A lot of compound types in the libc crate contain initialized types which variables of it are assumed to be init. But sometimes we call external functions returning (usually by outpointer) these types and in their program, and those functions may not initialize every byte that rust requires to be initialized.
For example, the ifreq type's ifr_name field is represented as an array of c_char (type alias for i8 usually, and i8 is a type variables of which rust requires to be initialized). But ifr_name should be a c-style string representing the name of the network interface on which this ifreq is requesting operations, and if I obtained an ifreq from some external library, say:

// libfoo
struct ifreq foo()
{
    struct ifreq r;
    strlcpy(r.ifr_name, "en0", sizeof(r.ifr_name));
    /* initalizing other fields */
    return r;
}
#[link(name = "foo")]
unsafe extern "C"
{
    fn foo() -> libc::ifreq;
}

In the libfoo code, as we can see, only the first 4 c_chars are properly initialized. So calling foo in rust invokes undefined behavior?
So my main query is, can we call foo in rust anyway, even though the program's outcome is, in theory, unpredictable? Or do we have to instead write the ffi declaration of foo as:

#[link(name = "foo")]
unsafe extern "C"
{
    fn foo() -> MaybeUninit<libc::ifreq>;
}

Will the compiler actually care about whether data from external functions are "initialized"? Maybe it only cares about bit patterns for those?

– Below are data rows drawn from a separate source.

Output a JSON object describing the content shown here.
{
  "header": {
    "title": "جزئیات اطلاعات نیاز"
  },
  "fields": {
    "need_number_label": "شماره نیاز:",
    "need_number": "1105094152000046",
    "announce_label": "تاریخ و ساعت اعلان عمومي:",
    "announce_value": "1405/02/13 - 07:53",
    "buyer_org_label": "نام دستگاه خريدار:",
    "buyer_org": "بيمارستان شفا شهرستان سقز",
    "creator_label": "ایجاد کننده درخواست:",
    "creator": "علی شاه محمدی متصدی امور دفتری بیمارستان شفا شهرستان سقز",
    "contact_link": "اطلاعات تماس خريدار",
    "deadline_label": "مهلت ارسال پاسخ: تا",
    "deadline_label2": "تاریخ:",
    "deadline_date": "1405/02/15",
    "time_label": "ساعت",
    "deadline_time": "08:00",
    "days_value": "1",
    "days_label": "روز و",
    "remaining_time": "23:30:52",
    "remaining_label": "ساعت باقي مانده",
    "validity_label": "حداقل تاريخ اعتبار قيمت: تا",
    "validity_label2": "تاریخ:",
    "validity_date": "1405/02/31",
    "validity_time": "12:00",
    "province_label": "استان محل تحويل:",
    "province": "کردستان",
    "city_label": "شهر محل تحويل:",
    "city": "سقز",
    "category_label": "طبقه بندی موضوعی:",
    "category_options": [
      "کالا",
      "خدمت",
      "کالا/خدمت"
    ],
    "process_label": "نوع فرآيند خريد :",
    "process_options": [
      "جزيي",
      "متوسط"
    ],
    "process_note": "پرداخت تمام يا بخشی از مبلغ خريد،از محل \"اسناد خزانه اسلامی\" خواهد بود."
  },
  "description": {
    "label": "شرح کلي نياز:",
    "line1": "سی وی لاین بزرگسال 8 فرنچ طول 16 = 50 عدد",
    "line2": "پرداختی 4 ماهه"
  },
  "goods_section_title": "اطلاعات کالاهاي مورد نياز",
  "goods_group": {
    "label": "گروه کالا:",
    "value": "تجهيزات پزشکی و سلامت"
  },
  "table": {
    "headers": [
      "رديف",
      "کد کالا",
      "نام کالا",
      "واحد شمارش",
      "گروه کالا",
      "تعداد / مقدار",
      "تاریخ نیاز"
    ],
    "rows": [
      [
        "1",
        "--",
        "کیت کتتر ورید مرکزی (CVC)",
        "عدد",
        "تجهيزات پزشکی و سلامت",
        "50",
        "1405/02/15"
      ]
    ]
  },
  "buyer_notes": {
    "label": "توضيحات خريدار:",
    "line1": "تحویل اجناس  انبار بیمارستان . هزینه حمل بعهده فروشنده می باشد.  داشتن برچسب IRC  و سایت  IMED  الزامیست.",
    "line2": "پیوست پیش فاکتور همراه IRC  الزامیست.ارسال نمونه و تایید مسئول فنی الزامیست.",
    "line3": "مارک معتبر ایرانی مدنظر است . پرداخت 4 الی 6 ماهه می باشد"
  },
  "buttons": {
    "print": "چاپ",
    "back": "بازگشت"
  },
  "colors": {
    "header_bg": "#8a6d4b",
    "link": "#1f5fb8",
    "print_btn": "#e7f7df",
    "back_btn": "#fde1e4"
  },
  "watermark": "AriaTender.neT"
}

That's a good question. I think such combination of a C implementation and a return-by-value API is unsound.

It allows Rust code to see uninitialized memory. Uninitialized memory isn't just some garbage — it could contain secrets leaked from other data on the stack, similar to the Heartbleed vulnerability.

If the C function directly returned [u8; 16] with only 1 byte initialized, then it would clearly be an unsound API. Wrapping the same array in a struct (without any special types like UnsafeCell in between) doesn't change the requirements, so I think the partially initialized struct is still problematic.

This could be made safe at zero cost if the string field was a wrapper around [MaybeUninit<u8>; N], like ArrayString, but for NUL-terminated strings. But a plain [u8; N] may be a bad translation of the C type into Rust if you're going to return it by value.


In practice, if you use such struct from Rust, you will typically initialize it first anyway with let r: libc::ifreq = std::mem::zeroed(). Then it would be safe for the libc function to write just the NUL-terminated string to the beginning of the array (hopefully it wouldn't deliberately deinit the rest of the bytes!). So I think such struct definition is in general usable in the libc crate, just needs to be used in a specific way. I've raised an issue just in case.